PERCO : Plan d'épargne retraite souscrit à titre individuel dans le cadre collectif

(MoneyGuide.fr) - Toute entreprise qui a mis en place un plan d’épargne entreprise (PEE) depuis plus de 5a ns doit ouvrir une négociation pour mettre en place un PERCO. ­Ce­ dernier doit obligatoirement être institué par un accord ­collectif.

Le plan d’épargne pour la retraite collectif est un système d’épargne collective alors ouvert à tous les salariés avec une condition d’ancienneté (qui ne peut excéder 3 mois). Il leur permet de se constituer une épargne retraite par le biais d’un portefeuille de valeurs mobilières, l’entreprise devant proposer un choix d’au moins trois organismes de placements collectifs présentant des profils d’investissement différents.

Les sommes investies sur un PERCO sont indisponibles jusqu’au départ à la retraite des adhérents (sauf cas de déblocage anticipé). Lors de la retraite, l’épargne alors disponible est reversée sous forme de rente viagère et peut éventuellement faire l’objet d’un versement en capital si l’accord collectif le prévoit.

L’adhérent au PERCO peut y verser volontairement les sommes issues de son épargne personnelle, de l’intéressement ou de la participation aux résultats de l’entreprise1. De la même façon que pour un PEE, ses versements annuels dans le PERCO ne peuvent excéder 25% de sa rémunération annuelle brute (en ce compris les versements déjà effectués, le cas échéant, sur son PEE). Il peut également y transférer les sommes indisponibles présentes sur son PEE ou encore les droits inscrits dans son compte épargne-temps. Enfin, ­l’entreprise a la possibilité de prévoir un versement complémentaire (abondement) issu de la participation et dont le montant est toutefois limité annuellement.

Les versements volontaires effectués sur le PERCO par leurs bénéficiaires ne bénéficient d’aucun avantage fiscal particulier. Il n’y a aucune déduction du revenu imposable ou réduction d’impôt.

De la même façon que pour les PEE, les produits issus des versements effectués sur le PERCO sont exonérés d’impôt sur le revenu, mais non de prélèvements sociaux, au terme de la période d’indisponibilité en cas de sortie en capital (ou en cas de sortie anticipée autorisée).

Les cas de déblocage anticipé sont limitativement énumérés par la loi:

  • décès du bénéficiaire, de son conjoint ou de la personne qui lui est liée par un pacs;
  • invalidité du bénéficiaire, de son conjoint, de ses enfants ou de la personne qui lui est liée par un pacs;
  • expiration des droits à l’assurance chômage du bénéficiaire;
  • situation de surendettement à la demande du juge ou du président de la commission d’examen des situations de surendettement;
  • acquisition ou remise en état de la résidence principale, l’occupation devant être immédiate, sauf pour le salarié proche de la retraite qui peut demander le déblocage en s’engageant à occuper les lieux avant le 1erjanvier de la 3eannée suivant la date du déblocage.
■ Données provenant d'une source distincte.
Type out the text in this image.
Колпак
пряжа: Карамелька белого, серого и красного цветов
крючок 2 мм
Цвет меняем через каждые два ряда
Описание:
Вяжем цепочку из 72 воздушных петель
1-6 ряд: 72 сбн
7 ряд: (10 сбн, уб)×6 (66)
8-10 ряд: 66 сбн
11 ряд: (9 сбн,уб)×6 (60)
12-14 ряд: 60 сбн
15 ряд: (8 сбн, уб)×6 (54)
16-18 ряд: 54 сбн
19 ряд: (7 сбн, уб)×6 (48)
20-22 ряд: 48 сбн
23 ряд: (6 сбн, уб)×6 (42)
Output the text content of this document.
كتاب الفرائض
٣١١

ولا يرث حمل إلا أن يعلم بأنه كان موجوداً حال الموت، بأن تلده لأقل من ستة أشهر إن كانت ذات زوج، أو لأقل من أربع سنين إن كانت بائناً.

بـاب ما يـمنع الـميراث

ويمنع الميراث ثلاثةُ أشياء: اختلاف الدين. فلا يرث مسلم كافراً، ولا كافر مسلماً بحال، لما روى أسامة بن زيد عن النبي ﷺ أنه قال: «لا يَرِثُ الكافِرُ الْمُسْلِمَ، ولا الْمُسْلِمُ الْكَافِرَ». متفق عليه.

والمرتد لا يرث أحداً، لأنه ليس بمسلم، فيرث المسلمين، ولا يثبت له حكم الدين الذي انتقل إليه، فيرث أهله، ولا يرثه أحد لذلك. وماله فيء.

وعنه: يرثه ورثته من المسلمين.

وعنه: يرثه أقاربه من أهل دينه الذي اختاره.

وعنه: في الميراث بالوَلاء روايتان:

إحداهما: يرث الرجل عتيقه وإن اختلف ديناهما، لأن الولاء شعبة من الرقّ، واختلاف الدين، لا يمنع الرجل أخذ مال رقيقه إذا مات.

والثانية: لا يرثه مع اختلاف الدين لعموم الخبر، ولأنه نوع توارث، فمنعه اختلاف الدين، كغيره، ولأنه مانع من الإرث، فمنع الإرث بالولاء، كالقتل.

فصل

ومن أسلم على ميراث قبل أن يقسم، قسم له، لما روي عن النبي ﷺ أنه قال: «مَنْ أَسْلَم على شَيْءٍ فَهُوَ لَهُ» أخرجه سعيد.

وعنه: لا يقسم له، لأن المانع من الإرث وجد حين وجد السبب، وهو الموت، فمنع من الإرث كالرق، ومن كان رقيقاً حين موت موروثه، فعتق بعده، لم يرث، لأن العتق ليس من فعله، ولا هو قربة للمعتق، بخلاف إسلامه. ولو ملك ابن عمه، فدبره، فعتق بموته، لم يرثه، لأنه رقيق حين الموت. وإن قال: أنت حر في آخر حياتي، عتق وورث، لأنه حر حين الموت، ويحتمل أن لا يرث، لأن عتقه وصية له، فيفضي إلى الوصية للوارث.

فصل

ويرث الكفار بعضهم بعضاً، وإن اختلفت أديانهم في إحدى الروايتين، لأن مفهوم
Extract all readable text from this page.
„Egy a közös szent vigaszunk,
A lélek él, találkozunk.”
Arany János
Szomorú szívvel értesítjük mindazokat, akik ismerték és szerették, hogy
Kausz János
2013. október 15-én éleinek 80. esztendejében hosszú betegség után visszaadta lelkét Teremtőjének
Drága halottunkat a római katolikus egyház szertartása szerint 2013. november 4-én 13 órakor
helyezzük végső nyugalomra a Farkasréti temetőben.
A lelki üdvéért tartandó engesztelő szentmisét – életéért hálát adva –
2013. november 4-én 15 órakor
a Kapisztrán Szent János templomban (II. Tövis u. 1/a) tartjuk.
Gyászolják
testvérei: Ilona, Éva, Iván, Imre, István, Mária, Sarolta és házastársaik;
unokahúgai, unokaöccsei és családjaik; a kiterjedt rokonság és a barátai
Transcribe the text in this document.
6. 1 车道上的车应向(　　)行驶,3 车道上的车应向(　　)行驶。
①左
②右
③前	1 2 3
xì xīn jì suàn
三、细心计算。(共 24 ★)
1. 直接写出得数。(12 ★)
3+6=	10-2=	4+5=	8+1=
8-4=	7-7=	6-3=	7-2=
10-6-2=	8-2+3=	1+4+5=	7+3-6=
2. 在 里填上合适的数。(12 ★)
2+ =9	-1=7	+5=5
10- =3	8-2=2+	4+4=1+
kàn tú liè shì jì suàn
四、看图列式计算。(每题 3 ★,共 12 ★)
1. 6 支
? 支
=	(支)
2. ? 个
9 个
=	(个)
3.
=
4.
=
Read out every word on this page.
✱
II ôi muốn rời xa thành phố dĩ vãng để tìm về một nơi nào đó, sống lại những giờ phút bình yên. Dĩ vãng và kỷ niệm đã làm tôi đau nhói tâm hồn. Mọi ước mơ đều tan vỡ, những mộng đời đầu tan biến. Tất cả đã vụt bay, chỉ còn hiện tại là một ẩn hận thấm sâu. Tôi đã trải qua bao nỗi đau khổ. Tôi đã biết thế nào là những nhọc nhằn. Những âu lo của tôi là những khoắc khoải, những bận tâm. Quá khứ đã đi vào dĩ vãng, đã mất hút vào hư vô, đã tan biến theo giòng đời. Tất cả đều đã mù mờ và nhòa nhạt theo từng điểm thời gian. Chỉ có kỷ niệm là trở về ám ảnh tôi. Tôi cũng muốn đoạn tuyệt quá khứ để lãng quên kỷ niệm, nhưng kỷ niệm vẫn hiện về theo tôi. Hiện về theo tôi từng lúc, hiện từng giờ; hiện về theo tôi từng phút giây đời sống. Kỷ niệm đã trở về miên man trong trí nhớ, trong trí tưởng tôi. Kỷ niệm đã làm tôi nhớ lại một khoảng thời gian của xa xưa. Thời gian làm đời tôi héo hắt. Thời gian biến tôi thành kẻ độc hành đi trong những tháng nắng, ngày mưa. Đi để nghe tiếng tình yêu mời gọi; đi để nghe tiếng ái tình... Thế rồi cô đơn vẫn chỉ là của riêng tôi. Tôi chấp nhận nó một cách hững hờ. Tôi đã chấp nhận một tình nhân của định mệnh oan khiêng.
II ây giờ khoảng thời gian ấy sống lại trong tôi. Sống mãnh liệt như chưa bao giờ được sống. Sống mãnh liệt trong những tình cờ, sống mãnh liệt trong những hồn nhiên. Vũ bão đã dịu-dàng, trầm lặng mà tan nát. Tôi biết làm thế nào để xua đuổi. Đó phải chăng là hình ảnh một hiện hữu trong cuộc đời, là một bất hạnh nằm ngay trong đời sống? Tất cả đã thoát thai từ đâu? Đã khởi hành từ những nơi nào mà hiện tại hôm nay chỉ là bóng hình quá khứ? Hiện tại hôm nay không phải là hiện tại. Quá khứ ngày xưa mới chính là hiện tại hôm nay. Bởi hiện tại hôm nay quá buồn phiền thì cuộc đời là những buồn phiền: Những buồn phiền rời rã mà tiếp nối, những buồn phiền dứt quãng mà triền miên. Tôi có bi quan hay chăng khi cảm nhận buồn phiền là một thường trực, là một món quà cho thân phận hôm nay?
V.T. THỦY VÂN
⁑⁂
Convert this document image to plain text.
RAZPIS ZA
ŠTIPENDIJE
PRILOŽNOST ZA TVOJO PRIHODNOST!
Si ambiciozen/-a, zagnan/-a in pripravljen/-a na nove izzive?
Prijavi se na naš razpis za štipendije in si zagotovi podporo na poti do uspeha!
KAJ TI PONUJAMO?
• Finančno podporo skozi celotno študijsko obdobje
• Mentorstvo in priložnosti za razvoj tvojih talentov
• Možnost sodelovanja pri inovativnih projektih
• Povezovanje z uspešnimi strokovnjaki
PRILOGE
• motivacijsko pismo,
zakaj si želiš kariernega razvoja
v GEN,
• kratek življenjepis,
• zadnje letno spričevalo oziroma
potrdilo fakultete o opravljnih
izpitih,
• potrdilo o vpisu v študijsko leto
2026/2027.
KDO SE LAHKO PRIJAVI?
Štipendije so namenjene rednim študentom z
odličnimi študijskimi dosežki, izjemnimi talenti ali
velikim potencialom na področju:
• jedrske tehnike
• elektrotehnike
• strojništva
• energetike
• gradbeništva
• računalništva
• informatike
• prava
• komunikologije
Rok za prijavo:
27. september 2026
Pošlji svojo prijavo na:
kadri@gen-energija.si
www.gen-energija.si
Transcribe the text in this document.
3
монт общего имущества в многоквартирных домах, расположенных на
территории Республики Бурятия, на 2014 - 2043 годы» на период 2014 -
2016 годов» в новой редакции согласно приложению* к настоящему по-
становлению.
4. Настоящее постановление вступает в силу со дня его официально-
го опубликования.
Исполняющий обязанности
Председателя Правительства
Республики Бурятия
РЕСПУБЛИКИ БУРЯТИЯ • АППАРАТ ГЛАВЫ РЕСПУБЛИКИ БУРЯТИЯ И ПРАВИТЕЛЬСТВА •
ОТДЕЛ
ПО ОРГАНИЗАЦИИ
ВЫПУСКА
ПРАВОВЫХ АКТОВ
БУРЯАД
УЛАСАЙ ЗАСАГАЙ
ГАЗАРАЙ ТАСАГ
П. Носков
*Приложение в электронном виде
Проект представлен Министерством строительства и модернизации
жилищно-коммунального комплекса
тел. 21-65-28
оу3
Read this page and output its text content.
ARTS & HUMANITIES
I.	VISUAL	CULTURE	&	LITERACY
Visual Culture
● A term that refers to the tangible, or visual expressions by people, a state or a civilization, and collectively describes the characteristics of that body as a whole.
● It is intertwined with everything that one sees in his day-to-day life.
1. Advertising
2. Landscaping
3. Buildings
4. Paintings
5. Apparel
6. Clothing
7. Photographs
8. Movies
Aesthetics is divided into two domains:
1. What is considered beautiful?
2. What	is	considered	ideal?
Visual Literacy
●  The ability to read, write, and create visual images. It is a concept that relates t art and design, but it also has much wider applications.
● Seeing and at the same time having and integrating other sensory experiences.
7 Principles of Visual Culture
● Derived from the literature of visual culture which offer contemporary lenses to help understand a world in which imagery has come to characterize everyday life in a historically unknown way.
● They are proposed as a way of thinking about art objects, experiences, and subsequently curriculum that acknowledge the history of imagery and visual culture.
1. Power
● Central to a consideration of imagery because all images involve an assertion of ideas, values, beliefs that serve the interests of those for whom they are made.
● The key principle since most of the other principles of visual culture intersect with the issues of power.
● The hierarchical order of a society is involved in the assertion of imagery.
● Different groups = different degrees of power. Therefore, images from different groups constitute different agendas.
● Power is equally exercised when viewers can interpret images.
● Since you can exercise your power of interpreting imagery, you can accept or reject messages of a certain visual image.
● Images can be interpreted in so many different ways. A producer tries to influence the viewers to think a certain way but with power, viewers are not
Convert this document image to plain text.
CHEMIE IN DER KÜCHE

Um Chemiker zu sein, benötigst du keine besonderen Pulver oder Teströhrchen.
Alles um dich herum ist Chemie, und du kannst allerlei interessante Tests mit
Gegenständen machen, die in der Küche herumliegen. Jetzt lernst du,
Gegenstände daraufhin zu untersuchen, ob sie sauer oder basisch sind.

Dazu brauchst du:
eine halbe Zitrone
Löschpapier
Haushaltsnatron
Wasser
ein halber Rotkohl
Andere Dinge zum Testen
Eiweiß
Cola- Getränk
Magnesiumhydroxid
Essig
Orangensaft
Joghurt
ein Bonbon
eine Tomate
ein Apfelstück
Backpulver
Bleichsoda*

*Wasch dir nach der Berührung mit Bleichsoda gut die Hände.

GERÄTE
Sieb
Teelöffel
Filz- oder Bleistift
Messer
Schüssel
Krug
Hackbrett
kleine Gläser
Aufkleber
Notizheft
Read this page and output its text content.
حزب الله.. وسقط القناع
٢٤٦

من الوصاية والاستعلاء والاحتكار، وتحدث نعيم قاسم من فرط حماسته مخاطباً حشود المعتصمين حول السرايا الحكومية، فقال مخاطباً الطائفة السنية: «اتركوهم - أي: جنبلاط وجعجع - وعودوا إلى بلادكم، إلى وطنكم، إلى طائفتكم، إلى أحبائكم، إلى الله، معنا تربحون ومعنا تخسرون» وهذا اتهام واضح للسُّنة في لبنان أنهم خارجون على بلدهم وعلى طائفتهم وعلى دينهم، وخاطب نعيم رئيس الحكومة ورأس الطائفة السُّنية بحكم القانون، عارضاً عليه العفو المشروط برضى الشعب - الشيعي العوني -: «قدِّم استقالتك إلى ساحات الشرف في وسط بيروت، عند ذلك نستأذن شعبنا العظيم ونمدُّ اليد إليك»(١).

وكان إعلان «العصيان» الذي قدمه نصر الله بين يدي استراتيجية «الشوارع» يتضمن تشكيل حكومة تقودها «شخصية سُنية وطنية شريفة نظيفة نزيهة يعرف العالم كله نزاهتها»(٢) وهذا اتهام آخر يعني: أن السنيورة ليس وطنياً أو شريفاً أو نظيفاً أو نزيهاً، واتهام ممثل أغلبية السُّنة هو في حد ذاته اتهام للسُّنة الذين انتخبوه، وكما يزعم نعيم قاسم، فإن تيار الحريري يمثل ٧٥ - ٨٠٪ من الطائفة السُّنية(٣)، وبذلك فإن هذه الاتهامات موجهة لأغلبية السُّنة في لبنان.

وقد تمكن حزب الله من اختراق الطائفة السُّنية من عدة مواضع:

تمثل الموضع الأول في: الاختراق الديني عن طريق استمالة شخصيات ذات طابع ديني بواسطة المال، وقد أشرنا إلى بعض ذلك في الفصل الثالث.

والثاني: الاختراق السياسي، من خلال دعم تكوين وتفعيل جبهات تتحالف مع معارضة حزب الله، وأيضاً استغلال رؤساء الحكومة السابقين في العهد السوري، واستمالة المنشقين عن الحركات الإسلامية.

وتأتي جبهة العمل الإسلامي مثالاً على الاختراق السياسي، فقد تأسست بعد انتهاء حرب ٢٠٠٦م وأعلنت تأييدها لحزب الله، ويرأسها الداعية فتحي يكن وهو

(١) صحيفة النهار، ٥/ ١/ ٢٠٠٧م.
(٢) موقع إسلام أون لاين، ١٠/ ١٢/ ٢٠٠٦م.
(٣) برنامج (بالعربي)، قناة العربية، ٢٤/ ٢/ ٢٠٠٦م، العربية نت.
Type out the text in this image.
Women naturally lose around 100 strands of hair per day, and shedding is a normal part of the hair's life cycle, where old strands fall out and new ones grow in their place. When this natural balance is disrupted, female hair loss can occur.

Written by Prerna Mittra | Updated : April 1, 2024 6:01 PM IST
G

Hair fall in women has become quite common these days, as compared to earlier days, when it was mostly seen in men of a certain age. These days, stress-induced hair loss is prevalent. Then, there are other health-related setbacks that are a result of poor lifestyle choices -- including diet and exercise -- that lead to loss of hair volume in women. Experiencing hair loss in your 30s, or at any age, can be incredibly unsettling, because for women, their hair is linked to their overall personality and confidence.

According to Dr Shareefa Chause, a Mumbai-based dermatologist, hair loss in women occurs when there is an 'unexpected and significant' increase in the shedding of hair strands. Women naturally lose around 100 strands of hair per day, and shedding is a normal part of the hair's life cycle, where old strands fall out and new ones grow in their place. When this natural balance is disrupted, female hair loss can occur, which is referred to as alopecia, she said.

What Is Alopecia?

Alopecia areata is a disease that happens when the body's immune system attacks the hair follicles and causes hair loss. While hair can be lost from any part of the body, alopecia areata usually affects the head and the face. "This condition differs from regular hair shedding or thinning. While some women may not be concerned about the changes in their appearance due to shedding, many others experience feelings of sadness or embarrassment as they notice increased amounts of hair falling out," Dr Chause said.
Au moment du départ à la retraite, le capital représentatif de la rente est exonéré d’impôt sur le revenu mais soumis aux prélèvements sociaux (sur la seule part représentative des intérêts). En cas de sortie en rente viagère, son imposition suit le régime des rentes viagères à titre onéreux: seule une fraction de la rente dépendant de l’âge du crédirentier lors de l’entrée en jouissance est alors imposable à l’impôt sur le revenu et aux prélèvements sociaux. Cette fraction est déterminée forfaitairement (et une fois pour toutes) de la manière suivante: 70% si, lors de l’entrée en jouissance, l’intéressé à moins de 50 ans, 50% s’il est âgé de 50 à 59ans inclus, 40% s’il est âgé de 60 à 69ans inclus et 30% s’il est âgé de plus de 69 ans.

 

1. Prochainement, la moitié de la participation du salarié sera automatiquement versée sur le Perco, s’il a été mis en place dans l’entreprise et s’il le salarié n’a pas décidé d’une autre affectation (loi portant réforme des retraites, adoptée par le Parlement le 27 octobre 2010).